EVALUATION OF THE EFFICIENCY OF OUR TEACHING PRACTICE BASED ON OSA THEORY: THE CASE OF LINEAR ALGEBRA COURSE IN B-LEARNING

We present some experiences in Undergraduate education at the Morelos State University (México) concerned to the new educational model (Blended learning) which provides flexibility in learning processes and formation of subjects. Our educational innovations have been developed in the frames of the research project “Implementation of the innovation strategies in order to attend the educational programs In Mathematics at the Faculty of Sciences”.

We consider that in the B-learning modality the traditional curricula of Linear Algebra course can be enhanced by problem-situations where students can concentrate on important concepts (instead of tedious algebraic manipulations) as well as on their interpretations of geometric and physics nature so that the visualization of many difficult situations in applications may help to grasp the underlying ideas. This approach creates the necessity to design recourses to be implemented in the MOODLE platform, to serve as useful instructions in the process of independent studies.

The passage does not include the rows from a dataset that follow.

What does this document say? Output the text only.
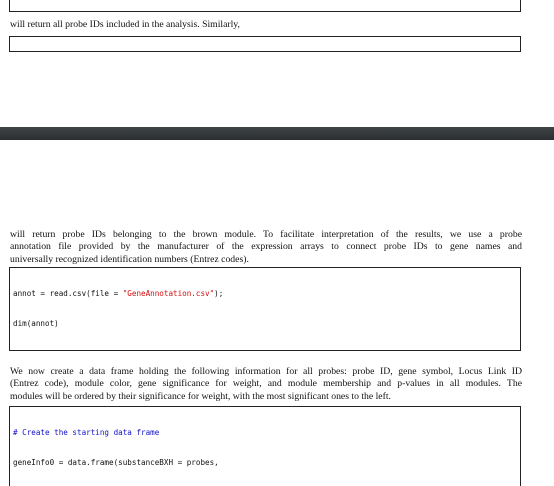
will return all probe IDs included in the analysis. Similarly,

will return probe IDs belonging to the brown module. To facilitate interpretation of the results, we use a probe
annotation file provided by the manufacturer of the expression arrays to connect probe IDs to gene names and
universally recognized identification numbers (Entrez codes).

annot = read.csv(file = "GeneAnnotation.csv");

dim(annot)

We now create a data frame holding the following information for all probes: probe ID, gene symbol, Locus Link ID
(Entrez code), module color, gene significance for weight, and module membership and p-values in all modules. The
modules will be ordered by their significance for weight, with the most significant ones to the left.

# Create the starting data frame

geneInfo0 = data.frame(substanceBXH = probes,
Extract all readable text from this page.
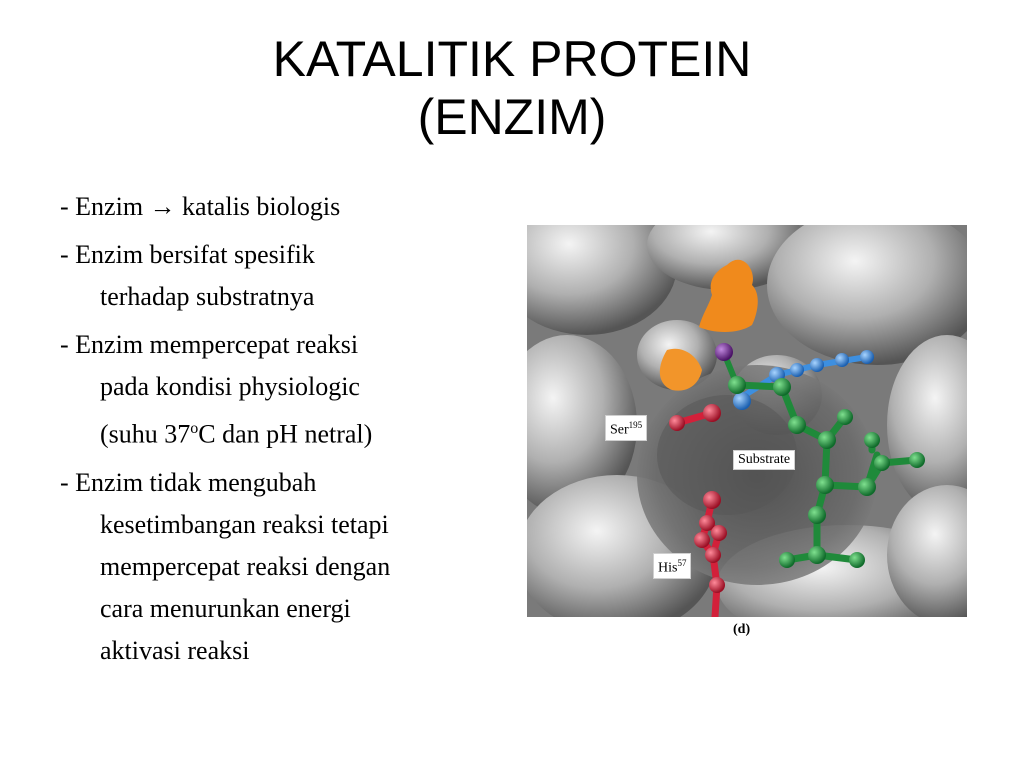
KATALITIK PROTEIN
(ENZIM)
- Enzim → katalis biologis
- Enzim bersifat spesifik
terhadap substratnya
- Enzim mempercepat reaksi
pada kondisi physiologic
(suhu 37$^o$C dan pH netral)
- Enzim tidak mengubah
kesetimbangan reaksi tetapi
mempercepat reaksi dengan
cara menurunkan energi
aktivasi reaksi
Ser$^{195}$
Substrate
His$^{57}$
(d)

Analyzing the traditional teaching practice according to the work “Ontosemiotic tools for the analyzing of our own practice” (V. Font, N. Rubio, 2008), it has been detected that there are various complex mathematical objects in the linear algebra course which are not illustrated in the recommended textbooks and, as a consequence, are not explained in traditional teaching instructions.

In our work we rely upon the theory of Ontosemiotic Approach (OSA), which provides a generalized point of view of mathematical objects and their relations in terms of institutional and personal practices. The onto-semiotic approach to mathematical cognition treats the problem of meaning and the representation of knowledge; knowledge is linked to the activity in which the student should be involved. The mathematical activity plays the central role in OSA theory and is modeled in terms of system of operative and discursive practices.

In the light of this theory we propose some teaching resources which can serve for deeper understanding of basic complex mathematical objects and may help to develop intellectual activities. In order to achieve the significant mathematical activity some extra-mathematical problems have been designed to provide the active engagement of students with the real experience. As well as our guiding instructions should motivate students and create genuine interest to study these complex objects so that their multiple representations in different intra and extra mathematical contexts could be properly distinguished.

In our talk much attention will be paid to the principal trajectories which characterize the efficiency of teaching practice according to OSA Theory.